Well, by drawing a free body diagram of the mass "m", I'm seeing a horizontal force by the wedge and the vertical gravitational force. Since F = m*a, the two forces correlate with an acceleration. One acceleration is horizontal "A" and the other is vertical "g". The angle of the wedge doesn't matter much since there is no friction.

I may be wrong, of course, but it seems like its the answer.

3. Jun 18, 2009

### ozymandias

Smells like Kleppner & Kolenkow to me ... :)

It took me a while to zero in on it because it's so subtle.
Your horizontal force equation is the problem. There shouldn't be a -mA there. x is the distance to the mass as measured in an inertial system (and NOT from the wedge's origin), and you're also working in an inertial system, so -mA shouldn't be there.

-----
Assaf
http://www.physicallyincorrect.com" [Broken]

Last edited by a moderator: May 4, 2017
4. Jun 18, 2009

### Patta1667

Yup, I figured K & K looked like a good intro to mechanics choice. Did you encounter this book yourself or from classes?

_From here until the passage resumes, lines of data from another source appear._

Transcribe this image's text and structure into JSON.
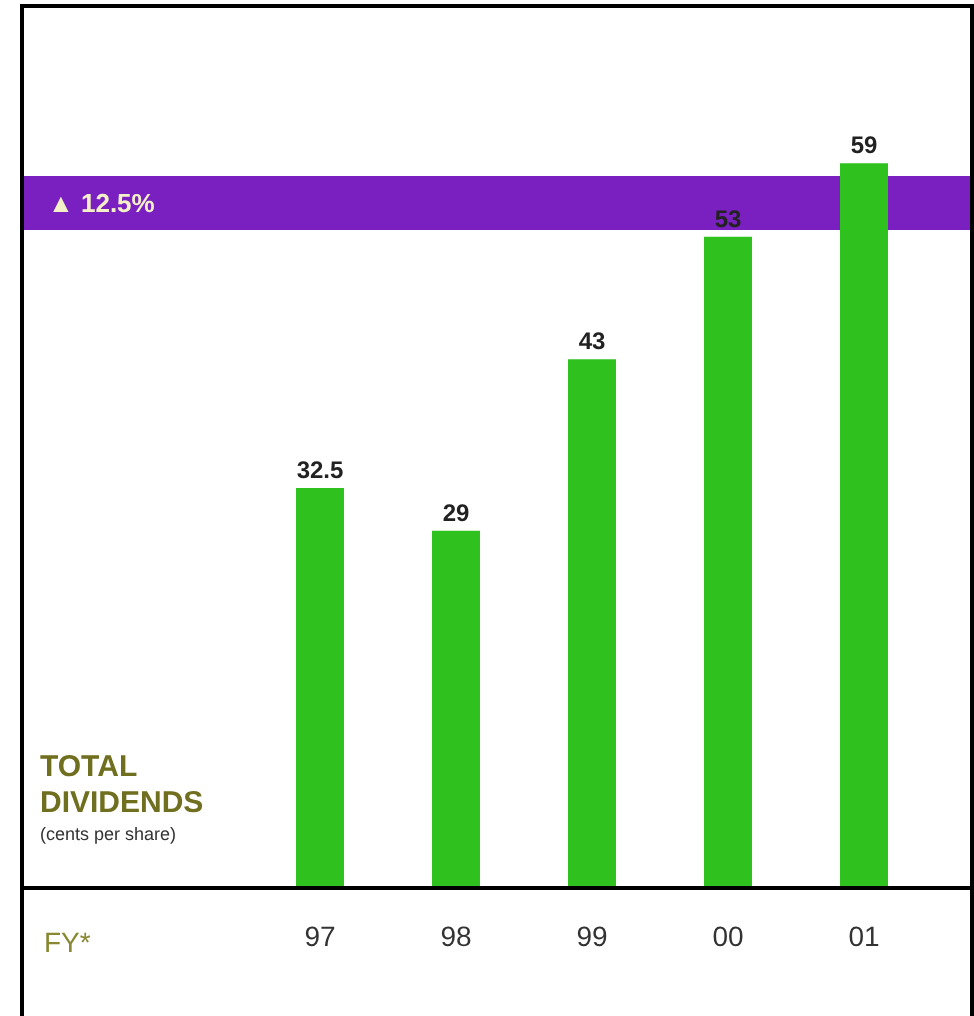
{
  "chart_data": {
    "type": "bar",
    "categories": [
      "97",
      "98",
      "99",
      "00",
      "01"
    ],
    "values": [
      32.5,
      29,
      43,
      53,
      59
    ],
    "color": "#2fc21f",
    "data_labels": true,
    "ylim": [
      0,
      72
    ],
    "tick_labels": "x",
    "bands": [
      {
        "axis": "y",
        "from": 53.5,
        "to": 58,
        "label": "▲ 12.5%",
        "color": "#7a1fc0"
      }
    ],
    "annotations": [
      "TOTAL DIVIDENDS",
      "(cents per share)",
      "FY*"
    ]
  }
}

Thanks! I see the mistake now, it works:

$$A = x'' + y''$$

$$mx'' = \frac{N}{\sqrt{2}}$$

$$my'' = \frac{N}{\sqrt{2}} - mg$$

This means:

$$x'' = y'' + g \implies A = 2y'' + g$$

Plugging in A = 3g,

$$3g = 2y'' + g \implies y'' = g$$

Last edited by a moderator: May 4, 2017
5. Jun 19, 2009

### ozymandias

I found it in the library in my first ever semester at uni.
Ah, the memories :). It's known for its extra-tough problems. If you can solve all of them, you can easily get into an honors class, I think. I personally think it's superb, but it's not easy.
Another good book to have is David Morin's book, as it has many problems with detailed solutions (although, on the other hand, I wouldn't be able to resist the temptation and check out the solutions - sometimes having no solutions is better in a sense!).

-----
Assaf
http://www.physicallyincorrect.com" [Broken]

Last edited by a moderator: May 4, 2017
6. Jun 20, 2009

### Patta1667

I'm heading into my senior year of high, but I'll be taking some sort of general physics class at a local uni in the fall so I need to prepare bigtime! I'll make sure to write down Morin's name, thanks!